Il nostro tempo in cinque parole
quando Faber cantava
quel lasciarci scivolare
tra leggerezza e allegria
quella voglia di cantare
mentre si alzava il sipario
noi le mani alzate e i pugni chiusi.
Ti facevano capire
bastava guardarsi appena
eravamo sognatori
poeti la notte
e tutto ci andava bene
tra le righe, nei prologhi, nelle distanze .

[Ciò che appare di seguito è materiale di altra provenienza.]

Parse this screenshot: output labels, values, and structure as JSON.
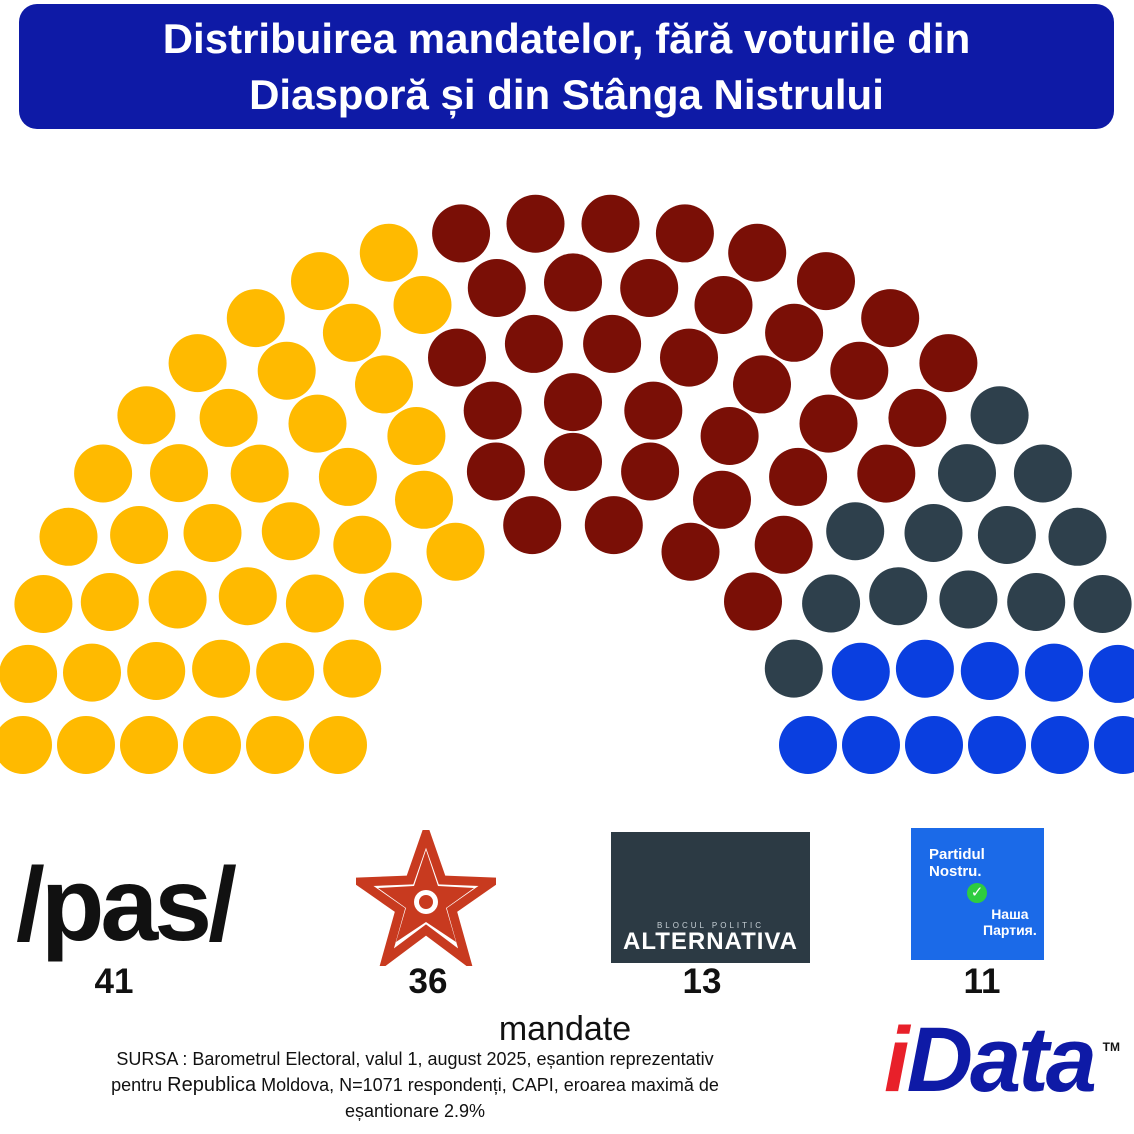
{
  "title": {
    "line1": "Distribuirea mandatelor, fără voturile din",
    "line2": "Diasporă și din Stânga Nistrului"
  },
  "chart_data": {
    "type": "parliament",
    "title": "Distribuirea mandatelor, fără voturile din Diasporă și din Stânga Nistrului",
    "total_seats": 101,
    "series": [
      {
        "name": "PAS",
        "value": 41,
        "color": "#ffba00"
      },
      {
        "name": "PSRM",
        "value": 36,
        "color": "#7a0f06"
      },
      {
        "name": "Alternativa",
        "value": 13,
        "color": "#2e404c"
      },
      {
        "name": "Partidul Nostru",
        "value": 11,
        "color": "#0a3fe0"
      }
    ],
    "unit_label": "mandate"
  },
  "logos": {
    "pas": {
      "text": "/pas/",
      "icon": "pas-logo"
    },
    "psrm": {
      "icon": "red-star-logo"
    },
    "alternativa": {
      "small_text": "BLOCUL POLITIC",
      "main_text": "ALTERNATIVA",
      "icon": "alternativa-logo"
    },
    "partidul_nostru": {
      "line1": "Partidul",
      "line2": "Nostru.",
      "line3": "Наша",
      "line4": "Партия.",
      "icon": "partidul-nostru-logo"
    },
    "idata": {
      "text_i": "i",
      "text_rest": "Data",
      "tm": "TM",
      "icon": "idata-logo"
    }
  },
  "counts": [
    "41",
    "36",
    "13",
    "11"
  ],
  "mandate_label": "mandate",
  "source": {
    "part1": "SURSA : Barometrul Electoral, valul 1, august 2025, eșantion reprezentativ",
    "part2a": "pentru ",
    "part2b": "Republica",
    "part2c": " Moldova, N=1071 respondenți, CAPI, eroarea maximă de",
    "part3": "eșantionare 2.9%"
  }
}
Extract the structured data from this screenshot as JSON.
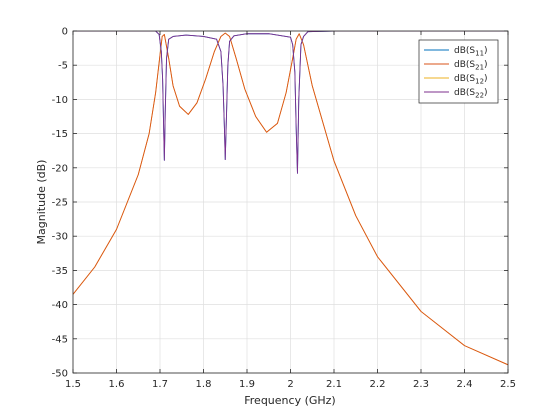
{
  "chart_data": {
    "type": "line",
    "title": "",
    "xlabel": "Frequency (GHz)",
    "ylabel": "Magnitude (dB)",
    "xlim": [
      1.5,
      2.5
    ],
    "ylim": [
      -50,
      0
    ],
    "xticks": [
      "1.5",
      "1.6",
      "1.7",
      "1.8",
      "1.9",
      "2",
      "2.1",
      "2.2",
      "2.3",
      "2.4",
      "2.5"
    ],
    "yticks": [
      "0",
      "-5",
      "-10",
      "-15",
      "-20",
      "-25",
      "-30",
      "-35",
      "-40",
      "-45",
      "-50"
    ],
    "grid": true,
    "legend_position": "top-right",
    "series": [
      {
        "name": "dB(S11)",
        "label_base": "dB(S",
        "label_sub": "11",
        "label_end": ")",
        "color": "#0072bd",
        "x": [
          1.5,
          1.6,
          1.69,
          1.698,
          1.703,
          1.706,
          1.708,
          1.71,
          1.712,
          1.715,
          1.72,
          1.73,
          1.76,
          1.8,
          1.83,
          1.84,
          1.845,
          1.848,
          1.85,
          1.853,
          1.856,
          1.86,
          1.87,
          1.9,
          1.95,
          2.0,
          2.005,
          2.01,
          2.013,
          2.016,
          2.019,
          2.024,
          2.03,
          2.04,
          2.1,
          2.5
        ],
        "y": [
          0,
          0,
          0,
          -0.5,
          -3,
          -7,
          -13,
          -18.9,
          -12,
          -4,
          -1.2,
          -0.8,
          -0.6,
          -0.8,
          -1.2,
          -3,
          -8,
          -14,
          -18.8,
          -12,
          -5,
          -1.5,
          -0.7,
          -0.4,
          -0.4,
          -0.9,
          -2,
          -6,
          -14,
          -20.8,
          -10,
          -2,
          -0.8,
          -0.1,
          0,
          0
        ]
      },
      {
        "name": "dB(S21)",
        "label_base": "dB(S",
        "label_sub": "21",
        "label_end": ")",
        "color": "#d95319",
        "x": [
          1.5,
          1.55,
          1.6,
          1.65,
          1.675,
          1.69,
          1.7,
          1.705,
          1.71,
          1.72,
          1.73,
          1.745,
          1.765,
          1.785,
          1.805,
          1.825,
          1.84,
          1.85,
          1.86,
          1.875,
          1.895,
          1.92,
          1.945,
          1.97,
          1.99,
          2.005,
          2.013,
          2.02,
          2.03,
          2.05,
          2.1,
          2.15,
          2.2,
          2.3,
          2.4,
          2.5
        ],
        "y": [
          -38.5,
          -34.5,
          -29,
          -21,
          -15,
          -9,
          -3.5,
          -0.8,
          -0.5,
          -4,
          -8,
          -11,
          -12.2,
          -10.5,
          -7,
          -3,
          -0.8,
          -0.3,
          -0.8,
          -4,
          -8.5,
          -12.5,
          -14.8,
          -13.5,
          -9,
          -4,
          -1.2,
          -0.4,
          -2,
          -8,
          -19,
          -27,
          -33,
          -41,
          -46,
          -48.8
        ]
      },
      {
        "name": "dB(S12)",
        "label_base": "dB(S",
        "label_sub": "12",
        "label_end": ")",
        "color": "#edb120",
        "x": [
          1.5,
          1.55,
          1.6,
          1.65,
          1.675,
          1.69,
          1.7,
          1.705,
          1.71,
          1.72,
          1.73,
          1.745,
          1.765,
          1.785,
          1.805,
          1.825,
          1.84,
          1.85,
          1.86,
          1.875,
          1.895,
          1.92,
          1.945,
          1.97,
          1.99,
          2.005,
          2.013,
          2.02,
          2.03,
          2.05,
          2.1,
          2.15,
          2.2,
          2.3,
          2.4,
          2.5
        ],
        "y": [
          -38.5,
          -34.5,
          -29,
          -21,
          -15,
          -9,
          -3.5,
          -0.8,
          -0.5,
          -4,
          -8,
          -11,
          -12.2,
          -10.5,
          -7,
          -3,
          -0.8,
          -0.3,
          -0.8,
          -4,
          -8.5,
          -12.5,
          -14.8,
          -13.5,
          -9,
          -4,
          -1.2,
          -0.4,
          -2,
          -8,
          -19,
          -27,
          -33,
          -41,
          -46,
          -48.8
        ]
      },
      {
        "name": "dB(S22)",
        "label_base": "dB(S",
        "label_sub": "22",
        "label_end": ")",
        "color": "#7e2f8e",
        "x": [
          1.5,
          1.6,
          1.69,
          1.698,
          1.703,
          1.706,
          1.708,
          1.71,
          1.712,
          1.715,
          1.72,
          1.73,
          1.76,
          1.8,
          1.83,
          1.84,
          1.845,
          1.848,
          1.85,
          1.853,
          1.856,
          1.86,
          1.87,
          1.9,
          1.95,
          2.0,
          2.005,
          2.01,
          2.013,
          2.016,
          2.019,
          2.024,
          2.03,
          2.04,
          2.1,
          2.5
        ],
        "y": [
          0,
          0,
          0,
          -0.5,
          -3,
          -7,
          -13,
          -18.9,
          -12,
          -4,
          -1.2,
          -0.8,
          -0.6,
          -0.8,
          -1.2,
          -3,
          -8,
          -14,
          -18.8,
          -12,
          -5,
          -1.5,
          -0.7,
          -0.4,
          -0.4,
          -0.9,
          -2,
          -6,
          -14,
          -20.8,
          -10,
          -2,
          -0.8,
          -0.1,
          0,
          0
        ]
      }
    ]
  }
}
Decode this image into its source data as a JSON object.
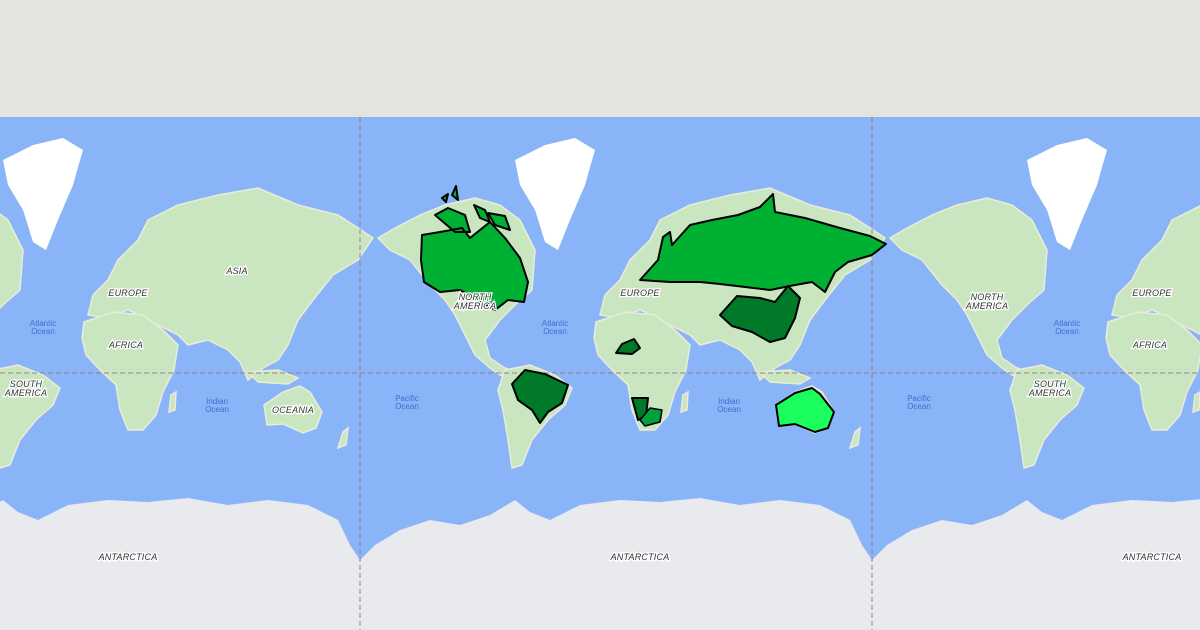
{
  "map": {
    "colors": {
      "ocean": "#8ab4f8",
      "land": "#e9ecd8",
      "vegetation": "#b8dfb0",
      "ice": "#ffffff",
      "antarctica": "#e8eaed",
      "border": "#000000"
    },
    "continent_labels": {
      "north_america": [
        "NORTH",
        "AMERICA"
      ],
      "south_america": [
        "SOUTH",
        "AMERICA"
      ],
      "europe": "EUROPE",
      "africa": "AFRICA",
      "asia": "ASIA",
      "oceania": "OCEANIA",
      "antarctica": "ANTARCTICA"
    },
    "ocean_labels": {
      "atlantic": [
        "Atlantic",
        "Ocean"
      ],
      "pacific": [
        "Pacific",
        "Ocean"
      ],
      "indian": [
        "Indian",
        "Ocean"
      ]
    },
    "highlighted_regions": [
      {
        "name": "Canada",
        "color": "#00b032"
      },
      {
        "name": "Russia",
        "color": "#00b032"
      },
      {
        "name": "China",
        "color": "#007a28"
      },
      {
        "name": "Brazil",
        "color": "#007a28"
      },
      {
        "name": "Niger",
        "color": "#007a28"
      },
      {
        "name": "Namibia",
        "color": "#007a28"
      },
      {
        "name": "South Africa",
        "color": "#00a03a"
      },
      {
        "name": "Australia",
        "color": "#1aff5c"
      }
    ]
  }
}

Non avevamo tutte queste preoccupazioni
non esistevano le disaffezioni.
Oggi forse
prova a prendermi
a conquistarmi
coi tuoi argomenti
in ciò che credi fermamente
nelle tue azioni
nella tua carta di identità.
Il nostro tempo in cinque parole
in un carpe diem continuo
che cercavo da mesi
che non esiste
che resta lì
capovolto
nella città natale
nelle cantine sorde
noi ubriachi la sera
equidistanti e gentili con noi stessi.
Nemmeno a sud
ovunque non ne sentiamo la mancanza
nei processi mnemonici
per prima cosa
la nostra terra madre
assoluta e immobile
violentata e cieca
indulgente e amara.

…..@@@

…..Note sull’Autore
…..Roberto Chiodo è nato ad Acqui Terme nel 1975. Diplomato al Liceo Linguistico Quintino Sella di Acqui Terme nel 1994 si è laureato in Scienze dell’Educazione all’Università di Genova con una tesi sulla prevenzione del suicidio tra gli adolescenti nel 2000. Ha lavorato come bibliotecario e catalogatore in diverse biblioteche.
…..Nel 2015 ha aperto la biblioteca di poesia italiana contemporanea “Guido Gozzano” che conserva oltre 7.000 libri ed è il primo esempio in Piemonte di biblioteca dedicata esclusivamente alla poesia.
…..È l’ideatore e il responsabile della Segreteria del Concorso nazionale di poesia e narrativa “Guido Gozzano”
…..Il 5 maggio 2021 è uscito il suo primo libro di poesie intitolato “Benedetti e bruciati” e pubblicato da Impressioni Grafiche.